Schade, dass es kein charmanteres Wort für „Rampensau“ gibt. Denn das ist Canan Semel eigentlich, sie liebt die Bühne. Aber sie ist auch eine leidenschaftliche Lehrerin. Einen Tag pro Woche gibt sie Schulmusikstudenten an der Hochschule für Musik in Würzburg einen Einblick in den Popgesang, zwei Tage pro Woche unterrichtet sie an der Musikschule in Schweinfurt. Im Gegensatz zu mancher Flöten- oder Klavierlehrerin hat sie das Glück, nur Schüler zu haben, die unbedingt lernen wollen – auch wenn die Ausbildung viel komplexer ist, als viele Anfänger, Eltern und Kritiker denken.
Popgesang hat immer noch mit Vorurteilen zu kämpfen. Klar, bis einer Klavier spielen kann, dauert es Jahre. Und einen einfachen Song von Nena oder Silbermond könne jeder singen, der eine gute Naturstimme hat. Aber um ein komplexes Lied von Christine Aguilera richtig gut zu interpretieren, dazu braucht es Jahre, sagt Semel und stimmt spontan einen Song an, bei dem sie so mühelos durch alle „Modes“ wechselt wie die Aguilera. Modes – so nennt man die Stimmsitze und unterscheidet nicht nur in Kopf- und Bruststimme. Nora Jones beispielsweise singt mit einer „Neutral“-Stimme mit Hauch. Adele intoniert „overdrive“, also sehr hoch und sehr kraftvoll drängend. Kostprobe. Schließlich Amy Winehouse mit ihrer unverwechselbaren „Edge“-Stimme, die irgendwo aus dem Nasenraum zu kommen schien. Semel hat sie alle drauf.

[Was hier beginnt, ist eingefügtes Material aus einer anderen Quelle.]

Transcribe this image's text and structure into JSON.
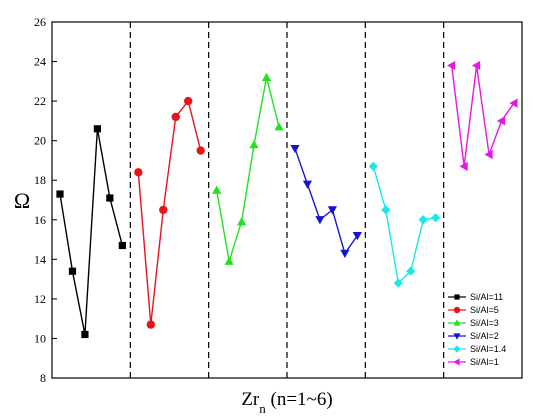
{
  "chart_data": {
    "type": "line",
    "title": "",
    "xlabel_main": "Zr",
    "xlabel_sub": "n",
    "xlabel_suffix": " (n=1~6)",
    "ylabel": "Ω",
    "ylim": [
      8,
      26
    ],
    "yticks": [
      8,
      10,
      12,
      14,
      16,
      18,
      20,
      22,
      24,
      26
    ],
    "grid": false,
    "legend_position": "bottom-right",
    "group_separators": [
      1,
      2,
      3,
      4,
      5
    ],
    "series": [
      {
        "name": "Si/Al=11",
        "color": "#000000",
        "marker": "square",
        "group": 0,
        "values": [
          17.3,
          13.4,
          10.2,
          20.6,
          17.1,
          14.7
        ]
      },
      {
        "name": "Si/Al=5",
        "color": "#e8141b",
        "marker": "circle",
        "group": 1,
        "values": [
          18.4,
          10.7,
          16.5,
          21.2,
          22.0,
          19.5
        ]
      },
      {
        "name": "Si/Al=3",
        "color": "#1fe31f",
        "marker": "triangle-up",
        "group": 2,
        "values": [
          17.5,
          13.9,
          15.9,
          19.8,
          23.2,
          20.7
        ]
      },
      {
        "name": "Si/Al=2",
        "color": "#1414d2",
        "marker": "triangle-down",
        "group": 3,
        "values": [
          19.6,
          17.8,
          16.0,
          16.5,
          14.3,
          15.2
        ]
      },
      {
        "name": "Si/Al=1.4",
        "color": "#17e8e8",
        "marker": "diamond",
        "group": 4,
        "values": [
          18.7,
          16.5,
          12.8,
          13.4,
          16.0,
          16.1
        ]
      },
      {
        "name": "Si/Al=1",
        "color": "#e617e6",
        "marker": "triangle-left",
        "group": 5,
        "values": [
          23.8,
          18.7,
          23.8,
          19.3,
          21.0,
          21.9
        ]
      }
    ]
  }
}
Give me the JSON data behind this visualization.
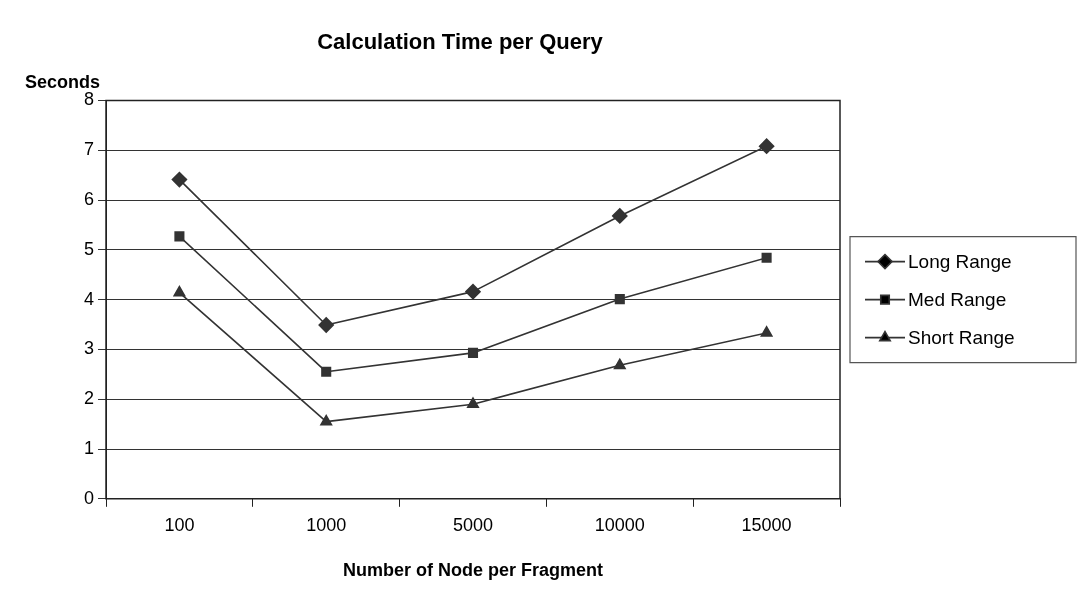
{
  "chart_data": {
    "type": "line",
    "title": "Calculation Time per Query",
    "xlabel": "Number of Node per Fragment",
    "ylabel": "Seconds",
    "categories": [
      "100",
      "1000",
      "5000",
      "10000",
      "15000"
    ],
    "series": [
      {
        "name": "Long Range",
        "color": "#333333",
        "marker": "diamond",
        "values": [
          6.41,
          3.49,
          4.16,
          5.68,
          7.08
        ]
      },
      {
        "name": "Med Range",
        "color": "#333333",
        "marker": "square",
        "values": [
          5.27,
          2.55,
          2.93,
          4.01,
          4.84
        ]
      },
      {
        "name": "Short Range",
        "color": "#333333",
        "marker": "triangle",
        "values": [
          4.14,
          1.55,
          1.9,
          2.68,
          3.33
        ]
      }
    ],
    "ylim": [
      0,
      8
    ],
    "yticks": [
      0,
      1,
      2,
      3,
      4,
      5,
      6,
      7,
      8
    ],
    "grid": "y",
    "legend": "right",
    "line_style": "solid"
  }
}
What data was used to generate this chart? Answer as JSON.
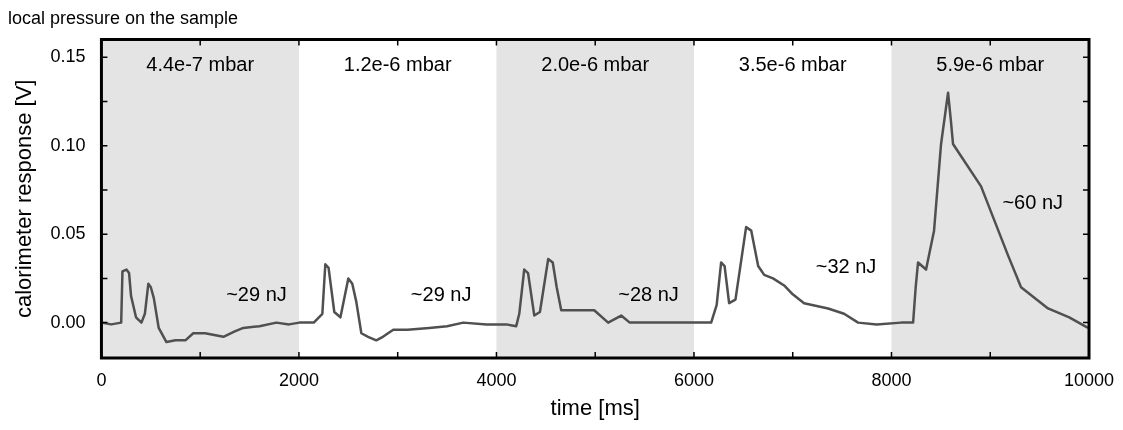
{
  "chart_data": {
    "type": "line",
    "title": "local pressure on the sample",
    "xlabel": "time [ms]",
    "ylabel": "calorimeter response [V]",
    "series": [
      {
        "color": "#505050",
        "x": [
          0,
          100,
          200,
          213,
          253,
          280,
          300,
          350,
          405,
          440,
          475,
          500,
          530,
          580,
          658,
          750,
          850,
          930,
          1050,
          1235,
          1350,
          1437,
          1600,
          1771,
          1900,
          2004,
          2150,
          2237,
          2267,
          2300,
          2358,
          2420,
          2500,
          2540,
          2580,
          2632,
          2700,
          2783,
          2850,
          2955,
          3100,
          3320,
          3500,
          3664,
          3900,
          4099,
          4200,
          4231,
          4281,
          4320,
          4383,
          4440,
          4524,
          4570,
          4610,
          4656,
          4800,
          4990,
          5131,
          5263,
          5350,
          5466,
          5700,
          5972,
          6174,
          6230,
          6275,
          6310,
          6356,
          6420,
          6528,
          6580,
          6650,
          6711,
          6800,
          6913,
          7000,
          7115,
          7358,
          7520,
          7662,
          7850,
          8097,
          8219,
          8245,
          8269,
          8350,
          8431,
          8502,
          8573,
          8600,
          8623,
          8907,
          9180,
          9312,
          9585,
          9800,
          9990
        ],
        "values": [
          0.0,
          -0.001,
          0.0,
          0.029,
          0.03,
          0.028,
          0.015,
          0.003,
          0.0,
          0.005,
          0.022,
          0.02,
          0.014,
          -0.003,
          -0.011,
          -0.01,
          -0.01,
          -0.006,
          -0.006,
          -0.008,
          -0.005,
          -0.003,
          -0.002,
          0.0,
          -0.001,
          0.0,
          0.0,
          0.005,
          0.033,
          0.031,
          0.006,
          0.003,
          0.025,
          0.022,
          0.012,
          -0.006,
          -0.008,
          -0.01,
          -0.008,
          -0.004,
          -0.004,
          -0.003,
          -0.002,
          0.0,
          -0.001,
          -0.001,
          -0.002,
          0.005,
          0.03,
          0.028,
          0.004,
          0.006,
          0.036,
          0.034,
          0.02,
          0.007,
          0.007,
          0.007,
          0.0,
          0.004,
          0.0,
          0.0,
          0.0,
          0.0,
          0.0,
          0.01,
          0.034,
          0.032,
          0.011,
          0.013,
          0.054,
          0.052,
          0.032,
          0.027,
          0.025,
          0.021,
          0.016,
          0.011,
          0.008,
          0.005,
          0.0,
          -0.001,
          0.0,
          0.0,
          0.02,
          0.034,
          0.03,
          0.052,
          0.101,
          0.13,
          0.115,
          0.101,
          0.077,
          0.038,
          0.02,
          0.008,
          0.003,
          -0.003
        ]
      }
    ],
    "xlim": [
      0,
      10000
    ],
    "ylim": [
      -0.02,
      0.16
    ],
    "xticks": [
      0,
      {
        "value": 1000,
        "label": null
      },
      2000,
      {
        "value": 3000,
        "label": null
      },
      4000,
      {
        "value": 5000,
        "label": null
      },
      6000,
      {
        "value": 7000,
        "label": null
      },
      8000,
      {
        "value": 9000,
        "label": null
      },
      10000
    ],
    "yticks": [
      {
        "value": 0,
        "label": "0.00"
      },
      {
        "value": 0.025,
        "label": null
      },
      {
        "value": 0.05,
        "label": "0.05"
      },
      {
        "value": 0.075,
        "label": null
      },
      {
        "value": 0.1,
        "label": "0.10"
      },
      {
        "value": 0.125,
        "label": null
      },
      {
        "value": 0.15,
        "label": "0.15"
      }
    ],
    "bands": [
      {
        "axis": "x",
        "from": 0,
        "to": 2000,
        "color": "#e4e4e4"
      },
      {
        "axis": "x",
        "from": 4000,
        "to": 6000,
        "color": "#e4e4e4"
      },
      {
        "axis": "x",
        "from": 8000,
        "to": 10000,
        "color": "#e4e4e4"
      }
    ],
    "annotations": [
      "4.4e-7 mbar",
      "1.2e-6 mbar",
      "2.0e-6 mbar",
      "3.5e-6 mbar",
      "5.9e-6 mbar",
      "~29 nJ",
      "~29 nJ",
      "~28 nJ",
      "~32 nJ",
      "~60 nJ"
    ],
    "grid": false,
    "legend": false,
    "marker": "none",
    "line_style": "solid"
  }
}
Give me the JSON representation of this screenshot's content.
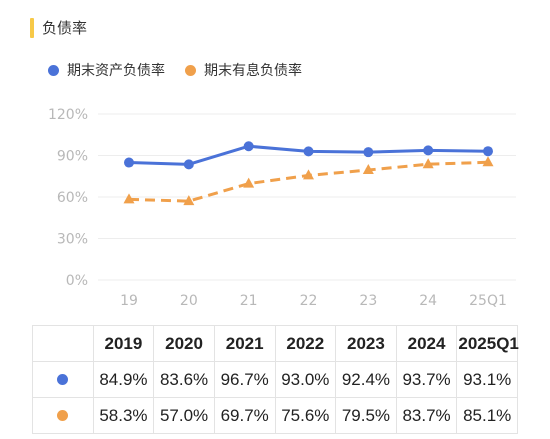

Es braucht Jahre der Übung, um so zu singen, ohne sich zu überfordern. Das gelte auch für Sängerinnen mit großer und robuster Stimme, wie sie eine hat. Den meisten Schülerinnen rät sie übrigens ab, Berufssängerin zu werden. Es ist ein hartes Brot. Ihre eigene Tochter hat sich für diesen Weg entschieden. Victoria studiert Popgesang in Osnabrück. Mutter wie Tochter war schon lange klar, dass sie nichts anders machen wird.